Need to replace the hard dirve in Sony SVR2000. I have MFS Tools but I cannot make a Tivo.Bak file since the drive does not work.
I can blank the replacement drive with KillDrive but all of the instructions reference setting up the replacement with the Tivo.bak file.
Can I get a blank drive to work and what do I enter in MFSTools to 'format' the drive for Tivo.
Thanx


----------



## Colbyt (Jul 6, 2006)

The instantcake software does not require a tivo.bak file. There are also some people here who might share such a file with you.


----------



## rogerfixit (Jul 25, 2006)

If someone has such a file, advise.
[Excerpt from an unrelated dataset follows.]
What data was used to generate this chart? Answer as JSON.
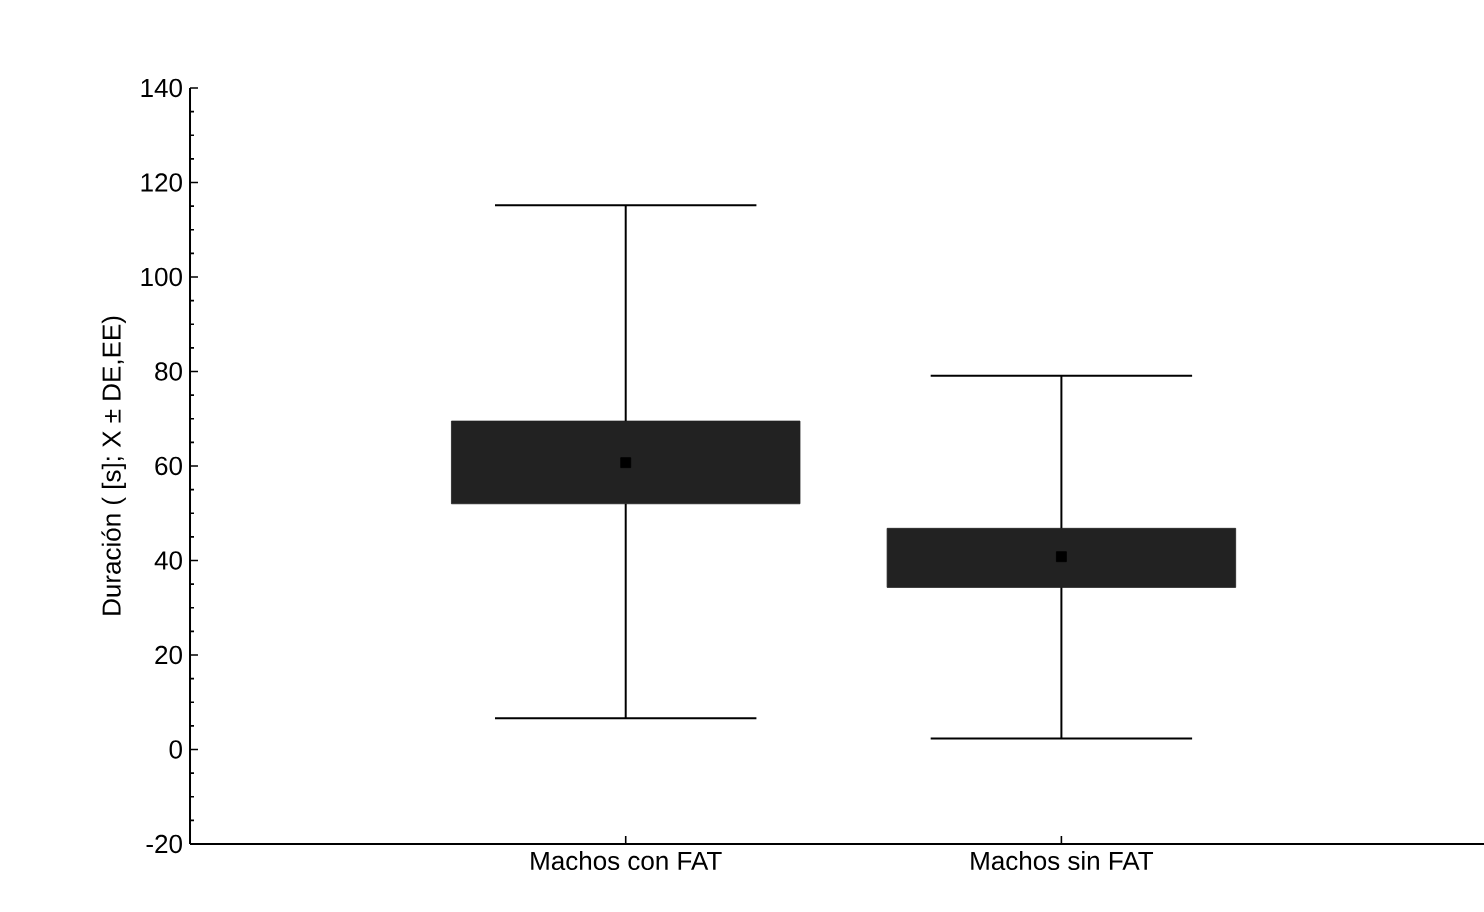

Thanx


----------



## freakfactory (Jan 30, 2005)

http://www.tivocommunity.com/tivo-vb/showthread.php?s=&threadid=62430&perpage=20&pagenumber=7


----------



## kschauwe (Sep 17, 2003)

rogerfixit said:


> If someone has such a file, advise. Thanx


You got Mail!


----------



## mtcabral (Feb 16, 2005)

Hello, I mistakenly overwrote my tivo.bak file and now my primary drive is dead. Can you possibly point me to a starter image I can use for a new drive? My model is S2 TCD540040.

Thank you!


----------



## classicsat (Feb 18, 2004)

There is no "starter" image, at least that is supported here. You need a full backup image.


----------



## mtcabral (Feb 16, 2005)

Thanks for the response! I've seen lots of posts with folks asking for the backup image for their model and getting them via PM or an FTP site. Can anyone help me out there?

Thanks!


----------



## mtcabral (Feb 16, 2005)

All set here, I went with Instant Cake, $20 well spent. Drive was re-imaged in < 5 min, followed by CLEAR/DELETE EVERYTHING, then re-run of GUIDED SET UP. Piece of, well, cake!

Thanks!
Mike


----------